August 28, 2017

 

EU pork exports decline 25% in June, 14% in H1
 

 

The first half of the year ended quite dismally for EU pork exporters as shipments in June were down 25% year-on-year at 158,300 tonnes.

 

This equated to almost 80,000 tonnes less than the same month last year, and was also almost 6,000 tonnes lower than in May this year, according to AHDB Pork.

 

Despite higher average export prices, influenced by the elevated EU pig price, the value of these shipments was 21% lower than in June 2016, at €404.9 million (US$482.86 million).

 

Just like much of 2017, what primarily drove the overall dip was the decreasing volume sales to China to which shipments fell 59% year-on-year in June.

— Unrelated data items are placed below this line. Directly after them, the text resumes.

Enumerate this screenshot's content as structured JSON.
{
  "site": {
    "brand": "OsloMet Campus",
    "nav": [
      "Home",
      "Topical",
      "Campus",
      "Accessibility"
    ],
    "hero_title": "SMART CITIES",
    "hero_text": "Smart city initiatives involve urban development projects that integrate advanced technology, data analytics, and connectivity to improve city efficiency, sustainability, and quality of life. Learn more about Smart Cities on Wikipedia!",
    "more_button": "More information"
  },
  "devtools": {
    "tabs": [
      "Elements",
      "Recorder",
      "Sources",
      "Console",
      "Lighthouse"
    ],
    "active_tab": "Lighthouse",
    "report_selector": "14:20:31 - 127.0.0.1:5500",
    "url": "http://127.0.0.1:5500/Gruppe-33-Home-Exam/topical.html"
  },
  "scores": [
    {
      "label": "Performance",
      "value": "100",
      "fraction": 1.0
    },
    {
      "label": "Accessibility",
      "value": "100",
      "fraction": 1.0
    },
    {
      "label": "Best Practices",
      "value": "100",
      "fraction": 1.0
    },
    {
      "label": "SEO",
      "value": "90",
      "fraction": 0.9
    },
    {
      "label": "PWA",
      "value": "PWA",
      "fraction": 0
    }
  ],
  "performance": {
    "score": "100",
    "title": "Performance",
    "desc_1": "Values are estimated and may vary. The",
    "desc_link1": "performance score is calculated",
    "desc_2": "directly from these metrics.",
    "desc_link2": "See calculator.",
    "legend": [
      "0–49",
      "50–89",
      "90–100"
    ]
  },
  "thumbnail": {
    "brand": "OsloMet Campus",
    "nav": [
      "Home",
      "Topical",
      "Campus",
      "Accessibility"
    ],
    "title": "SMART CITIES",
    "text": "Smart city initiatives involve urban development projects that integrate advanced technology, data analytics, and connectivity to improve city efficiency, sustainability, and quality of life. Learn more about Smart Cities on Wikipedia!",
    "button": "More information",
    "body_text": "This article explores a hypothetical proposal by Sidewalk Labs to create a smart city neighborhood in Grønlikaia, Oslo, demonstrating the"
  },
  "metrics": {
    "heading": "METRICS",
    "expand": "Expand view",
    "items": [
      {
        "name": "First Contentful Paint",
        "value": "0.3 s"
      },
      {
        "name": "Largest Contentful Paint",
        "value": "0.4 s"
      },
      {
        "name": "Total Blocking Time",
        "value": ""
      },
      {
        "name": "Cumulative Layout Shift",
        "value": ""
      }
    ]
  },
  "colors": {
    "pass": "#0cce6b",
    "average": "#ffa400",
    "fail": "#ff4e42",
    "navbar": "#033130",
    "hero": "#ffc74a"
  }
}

This meant China's share of the EU pork export market declined to 31%, 20 percentage points less than a year earlier. Sales to Hong Kong were also notably slower (-40%) than in June 2016.

 

Shipments to Japan showed a more modest decline of 4%.

 

While shipments fell to the two major markets, growth in pork exports to smaller players was reported, which somewhat countered the overall decline.  South Korea took 17% more EU pork than a year earlier in June, while shipments to the US and the Philippines grew 8% and 34%, respectively.

 

In the first half of 2017, EU pork export volumes totalled 1 million tonnes, or 14% lower than during the same period last year. Higher prices in 2017 meant the value of the market remained just above year-earlier levels at €2.6 billion ($3.1 billion), or €22 million more than in 2016.